Twenty Three : Rencana Mereka

73 10 0
                                    

Kehidupan Leo berjalan normal, ia bersekolah dan bersikap layaknya anak remaja pada umum-nya. Tina senang, sang buah hati tumbuh dengan baik namun ada kalanya Tina merasakan hal aneh. Ia sering kali mendapat kilasan bayangan yang menyeramkan, kilasan tentang kematian vampir dan itu menghantui Tina sejak bulan lalu. Saat ini Tina berada di kediaman Sean, si ayah meminta Tina untuk membawa Leo ke rumah.

"Kakek!" Leo memekik dan berlari menubruk Sean yang terkekeh geli mengusak surai lebat sang cucu.

"Wah, kau semakin tinggi! Kakek bisa kalah tinggi dengan-mu dalam beberapa tahun ke depan" canda Sean, si kecil tersenyum lebar hingga menampakkan deretan gigi yang putih itu.

"Ayah, aku titip Leo sebentar, aku ada urusan mendadak" Tina bersuara.

"Sure, semoga kau lupa menjemput Leo nanti" sahut Sean, ia tersenyum jahil. Leo-Sean kompak tertawa, Tina menggelengkan kepala.

"Mommy pergi dulu, hm? Listen the words of your grandpa, okay, baby?" Si mommy mengusap pipi Leo.

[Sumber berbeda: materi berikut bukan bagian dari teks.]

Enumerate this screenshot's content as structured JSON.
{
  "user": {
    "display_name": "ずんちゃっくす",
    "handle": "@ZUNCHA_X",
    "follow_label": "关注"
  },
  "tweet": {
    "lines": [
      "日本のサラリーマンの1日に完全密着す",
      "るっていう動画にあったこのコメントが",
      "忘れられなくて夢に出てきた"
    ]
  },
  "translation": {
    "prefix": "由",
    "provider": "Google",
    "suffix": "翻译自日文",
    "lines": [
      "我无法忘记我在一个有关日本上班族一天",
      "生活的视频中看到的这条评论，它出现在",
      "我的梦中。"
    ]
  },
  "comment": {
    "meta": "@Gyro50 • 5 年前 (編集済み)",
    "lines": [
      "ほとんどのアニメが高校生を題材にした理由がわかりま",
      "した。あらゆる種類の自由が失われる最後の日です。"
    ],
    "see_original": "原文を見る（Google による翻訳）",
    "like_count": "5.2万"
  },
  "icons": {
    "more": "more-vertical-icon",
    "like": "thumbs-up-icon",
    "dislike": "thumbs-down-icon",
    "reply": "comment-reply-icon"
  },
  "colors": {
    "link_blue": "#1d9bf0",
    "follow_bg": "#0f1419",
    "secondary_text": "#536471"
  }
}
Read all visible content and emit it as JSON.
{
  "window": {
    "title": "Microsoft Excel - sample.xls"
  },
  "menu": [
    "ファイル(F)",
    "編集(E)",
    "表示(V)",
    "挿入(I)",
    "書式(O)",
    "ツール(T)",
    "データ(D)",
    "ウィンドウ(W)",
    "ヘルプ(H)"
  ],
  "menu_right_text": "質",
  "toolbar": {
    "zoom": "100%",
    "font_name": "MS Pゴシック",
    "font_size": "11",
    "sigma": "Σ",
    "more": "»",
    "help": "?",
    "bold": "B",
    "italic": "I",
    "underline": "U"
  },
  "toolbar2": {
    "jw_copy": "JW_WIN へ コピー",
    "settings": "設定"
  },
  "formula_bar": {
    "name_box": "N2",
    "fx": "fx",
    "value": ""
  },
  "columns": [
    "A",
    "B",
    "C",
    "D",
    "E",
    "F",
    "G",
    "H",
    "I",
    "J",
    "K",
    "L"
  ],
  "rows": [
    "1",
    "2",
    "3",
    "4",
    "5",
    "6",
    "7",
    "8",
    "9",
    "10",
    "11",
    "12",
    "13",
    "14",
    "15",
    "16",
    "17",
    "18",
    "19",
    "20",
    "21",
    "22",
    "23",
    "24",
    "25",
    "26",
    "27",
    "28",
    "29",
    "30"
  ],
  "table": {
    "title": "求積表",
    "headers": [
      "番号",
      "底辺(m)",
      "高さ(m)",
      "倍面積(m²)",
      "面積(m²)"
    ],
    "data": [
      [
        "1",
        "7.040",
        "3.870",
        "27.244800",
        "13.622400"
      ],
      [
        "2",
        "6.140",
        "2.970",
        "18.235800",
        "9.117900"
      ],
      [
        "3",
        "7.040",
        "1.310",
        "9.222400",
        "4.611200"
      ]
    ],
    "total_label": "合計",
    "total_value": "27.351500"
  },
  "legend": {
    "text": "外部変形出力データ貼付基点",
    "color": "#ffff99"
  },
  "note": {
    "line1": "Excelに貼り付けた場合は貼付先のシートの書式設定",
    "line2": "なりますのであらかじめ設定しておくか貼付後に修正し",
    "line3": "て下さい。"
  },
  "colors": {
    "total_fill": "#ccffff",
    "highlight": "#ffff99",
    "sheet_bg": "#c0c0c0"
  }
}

"Okay, mommy" Leo mengangguk patuh.

"Good boy" Tina mencubit pelan pipi si anak dan berlalu keluar dari rumah, ia melajukan mobil untuk menemui seseorang di sebuah tempat yang dulu pernah ia datangi.

"There you are"

Tina tersenyum turun dari mobil, mendekat pada sosok pria yang telah cukup lama tak ia temui. Jackson Flush. Si sahabat lama. Tina memeluk-nya erat, Jack tersenyum meski hatinya berdenyut ngilu.

"How are you, Jack? Aku merindukan-mu" Tina mengurai pelukan mereka.

"Not good, Christie, i miss you too" Jack menampilkan senyuman kecil, terpaksa. Kedua-nya duduk di salah satu meja kosong, terlihat Gwen juga Rick dan Rey disana melirik ke arah mereka.

"Ada hal serius yang ingin kau bicarakan, Jack?" Tina bertanya.

"Ya, sebelum itu aku ingin tahu keadaan-mu dan keadaan anak-mu" jawab Jack.

"Aku sangat baik, Leo juga baik-baik saja. Kau bisa melihat-nya di rumah ayah, jika kau mau" sahut Tina. Si sahabat mengangguk pelan, ia diam sejenak.

"I'm sorry, Christie" gumam Jack kemudian.

"Sorry for what?" Bingung Tina.

"Aku.."

Jack menggantungkan ucapan-nya, tatapan si pria tertuju pada Tina yang menautkan kedua alis. Tina tidak di-anugerahkan kekuatan membaca pikiran, ia cukup kesal karena Hans dan Leo memiliki kekuatan itu sementara dirinya tidak. Seperti ini jadinya, ia kesulitan menebak jika seseorang berujar setengah-setengah.

"What's wrong, Jack? Are you okay?" Tina bertanya, ia penasaran sekaligus cemas.

"Seharusnya aku mengatakan ini sejak dulu, tapi aku berdiam diri dan setelah belasan tahun aku akhirnya sadar kalau ini salah. Aku tak ingin kau membenciku jika aku tak sempat mengatakan ini" jawab Jack, ekspresi si pria berubah sendu.

"Jack, beritahu aku ada apa"

Tina meraih tangan Jack di atas meja, menggenggam-nya erat. Jack tersenyum simpul, ia melirik genggaman erat tersebut sebelum menatap manik ke-emasan Tina yang ditutupi oleh softlens abu-abu. Jack mencondongkan tubuh, ia melirik sekitar memastikan tak ada yang mendengarkan apa yang hendak di-ucapkan.

"It's about Leo and The Medalion" bisik Jack.

Tina menegang, Leo dan The Medalion? Mau apa lagi mereka? Bukankah dulu permasalahan Leo yang dituduh vampir abadi telah selesai? Apa lagi sekarang?